3. Where stock was transferred in pledge, and the pledgee *532 for the purpose of protecting his contract caused the stock to be put in his name on the books as pledgee, it has been held that such a registry did not amount to a transfer to the pledgee as owner, and that he therefore was not liable although the pledgor might continue to be so. Pauly v. State Loan & Trust Co., 165 U.S. 606.
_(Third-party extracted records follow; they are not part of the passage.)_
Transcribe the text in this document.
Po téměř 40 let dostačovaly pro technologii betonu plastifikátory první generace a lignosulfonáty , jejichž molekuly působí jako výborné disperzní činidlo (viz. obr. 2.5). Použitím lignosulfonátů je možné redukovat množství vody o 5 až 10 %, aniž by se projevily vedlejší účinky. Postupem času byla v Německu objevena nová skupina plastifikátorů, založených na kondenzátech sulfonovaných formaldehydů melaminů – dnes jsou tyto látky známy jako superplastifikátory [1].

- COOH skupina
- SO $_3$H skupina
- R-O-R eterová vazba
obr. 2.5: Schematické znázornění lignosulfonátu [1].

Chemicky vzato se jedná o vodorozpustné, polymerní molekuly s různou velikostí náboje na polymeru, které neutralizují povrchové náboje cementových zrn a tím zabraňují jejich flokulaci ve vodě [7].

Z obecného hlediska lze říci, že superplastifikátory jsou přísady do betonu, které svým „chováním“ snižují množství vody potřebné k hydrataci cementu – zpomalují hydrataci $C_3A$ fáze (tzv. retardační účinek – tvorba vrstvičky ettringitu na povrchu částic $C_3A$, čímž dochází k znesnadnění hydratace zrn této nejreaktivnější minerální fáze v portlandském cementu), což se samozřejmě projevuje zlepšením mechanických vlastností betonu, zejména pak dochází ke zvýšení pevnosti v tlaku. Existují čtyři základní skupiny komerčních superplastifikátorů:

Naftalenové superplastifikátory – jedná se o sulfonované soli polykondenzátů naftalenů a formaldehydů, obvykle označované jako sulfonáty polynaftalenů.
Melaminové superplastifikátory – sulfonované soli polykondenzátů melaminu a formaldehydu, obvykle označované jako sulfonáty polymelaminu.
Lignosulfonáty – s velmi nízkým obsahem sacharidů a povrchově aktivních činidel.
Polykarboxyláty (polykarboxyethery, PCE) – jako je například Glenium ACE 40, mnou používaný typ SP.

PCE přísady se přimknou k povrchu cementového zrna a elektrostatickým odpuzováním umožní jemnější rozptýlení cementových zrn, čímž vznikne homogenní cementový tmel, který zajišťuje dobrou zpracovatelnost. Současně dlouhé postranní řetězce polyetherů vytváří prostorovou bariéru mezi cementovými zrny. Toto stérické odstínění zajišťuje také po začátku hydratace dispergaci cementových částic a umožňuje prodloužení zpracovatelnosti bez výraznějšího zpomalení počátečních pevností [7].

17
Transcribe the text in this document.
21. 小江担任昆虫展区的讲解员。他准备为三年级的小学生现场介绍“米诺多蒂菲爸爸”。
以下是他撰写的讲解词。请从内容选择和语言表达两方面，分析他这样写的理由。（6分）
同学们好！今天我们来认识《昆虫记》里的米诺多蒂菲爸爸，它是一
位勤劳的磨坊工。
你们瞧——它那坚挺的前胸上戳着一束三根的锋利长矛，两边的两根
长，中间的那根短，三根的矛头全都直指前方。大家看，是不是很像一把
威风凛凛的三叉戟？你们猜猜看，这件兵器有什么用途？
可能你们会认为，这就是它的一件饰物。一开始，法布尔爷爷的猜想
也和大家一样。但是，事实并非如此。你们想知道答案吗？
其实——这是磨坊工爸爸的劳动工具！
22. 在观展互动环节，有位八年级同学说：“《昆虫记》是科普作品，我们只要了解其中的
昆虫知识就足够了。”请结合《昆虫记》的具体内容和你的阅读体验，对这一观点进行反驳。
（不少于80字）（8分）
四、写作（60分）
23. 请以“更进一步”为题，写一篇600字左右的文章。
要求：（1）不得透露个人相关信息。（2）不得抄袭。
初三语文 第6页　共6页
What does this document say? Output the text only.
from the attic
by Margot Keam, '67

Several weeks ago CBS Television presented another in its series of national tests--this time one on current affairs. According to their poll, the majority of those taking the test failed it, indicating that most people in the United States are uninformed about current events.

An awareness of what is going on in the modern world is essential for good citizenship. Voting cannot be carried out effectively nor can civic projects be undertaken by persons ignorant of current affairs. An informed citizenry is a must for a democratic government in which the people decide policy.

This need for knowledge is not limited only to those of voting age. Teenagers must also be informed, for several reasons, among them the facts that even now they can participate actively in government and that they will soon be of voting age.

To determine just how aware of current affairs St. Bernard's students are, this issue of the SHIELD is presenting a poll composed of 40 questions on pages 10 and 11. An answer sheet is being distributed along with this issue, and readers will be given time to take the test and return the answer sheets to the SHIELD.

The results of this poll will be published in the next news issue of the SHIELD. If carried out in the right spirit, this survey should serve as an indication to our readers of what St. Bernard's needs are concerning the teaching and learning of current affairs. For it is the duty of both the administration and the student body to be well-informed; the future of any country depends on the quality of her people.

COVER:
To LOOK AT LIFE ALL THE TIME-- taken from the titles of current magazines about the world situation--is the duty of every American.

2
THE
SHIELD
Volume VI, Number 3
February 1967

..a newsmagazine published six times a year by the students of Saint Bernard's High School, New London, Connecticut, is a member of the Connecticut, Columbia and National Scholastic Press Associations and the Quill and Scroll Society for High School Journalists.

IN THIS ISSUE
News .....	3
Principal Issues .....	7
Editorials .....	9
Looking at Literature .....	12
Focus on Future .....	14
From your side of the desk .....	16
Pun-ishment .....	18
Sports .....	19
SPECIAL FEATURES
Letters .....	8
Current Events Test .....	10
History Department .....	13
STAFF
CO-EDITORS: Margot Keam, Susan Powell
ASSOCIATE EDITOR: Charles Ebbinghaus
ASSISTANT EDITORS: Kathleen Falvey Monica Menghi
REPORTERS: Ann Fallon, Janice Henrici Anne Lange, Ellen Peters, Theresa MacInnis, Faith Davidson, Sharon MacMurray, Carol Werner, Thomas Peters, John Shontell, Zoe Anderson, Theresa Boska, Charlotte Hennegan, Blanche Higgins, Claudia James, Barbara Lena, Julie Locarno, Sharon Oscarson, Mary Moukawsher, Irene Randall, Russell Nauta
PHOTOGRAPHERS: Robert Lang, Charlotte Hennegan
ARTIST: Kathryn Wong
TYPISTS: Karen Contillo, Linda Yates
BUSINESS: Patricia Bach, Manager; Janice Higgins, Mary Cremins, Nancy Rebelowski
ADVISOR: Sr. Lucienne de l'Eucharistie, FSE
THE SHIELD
These and other cases unnecessary to be referred to do not impair, but, on the contrary, serve to prove the general rule. As in the case now before us the stock remained on the books in the name of Matteson, continued as a liability of the estate and was never transferred under the allotment, it follows that the allottees have no right to complain because the receiver has availed himself of the provisions of the Minnesota statute.
Judgment affirmed.
NOTES
[1] SEC. 5139. The capital stock of each association shall be divided into shares of one hundred dollars each, and be deemed personal property, and transferable on the books of the association in such manner as may be prescribed in the by-laws or articles of association. Every person becoming a shareholder by such transfer shall, in proportion to his shares, succeed to all the rights and liabilities of the prior holder of such shares; and no change shall be made in the articles of association by which the rights, remedies or security of the existing creditors of the association shall be impaired.
* * * * * *
SEC. 5151. The shareholders of every national banking association shall be held individually responsible, equally and ratably, and not one for another, for all contracts, debts and engagements of such association, to the extent of the amount of their stock therein, at the par value thereof, in addition to the amount invested in such shares; except that shareholders of any banking association now existing under state laws, having not less than five millions of dollars of capital actually paid in, and a surplus of twenty per centum on hand, both to be determined by the Comptroller of the Currency, shall be liable only to the amount invested in their shares; and such surplus of twenty per centum shall be kept undiminished, and be in addition to the surplus provided for in this title; and if at any time there is a deficiency in such surplus of twenty per centum, such association shall not pay any dividends to its shareholders until the deficiency is made good; and in case of such deficiency the Comptroller of the Currency may compel the association to close its business and wind up its affairs under the provisions of chapter four of this title.
SEC. 5152. Persons holding stock as executors, administrators, guardians or trustees shall not be personally subject to any liabilities as stockholders; but the estates and funds in their hands shall be liable in like manner and to the same extent as the testator, intestate, ward or person interested in such trust funds would be if living and competent to act and hold the stock in his own name.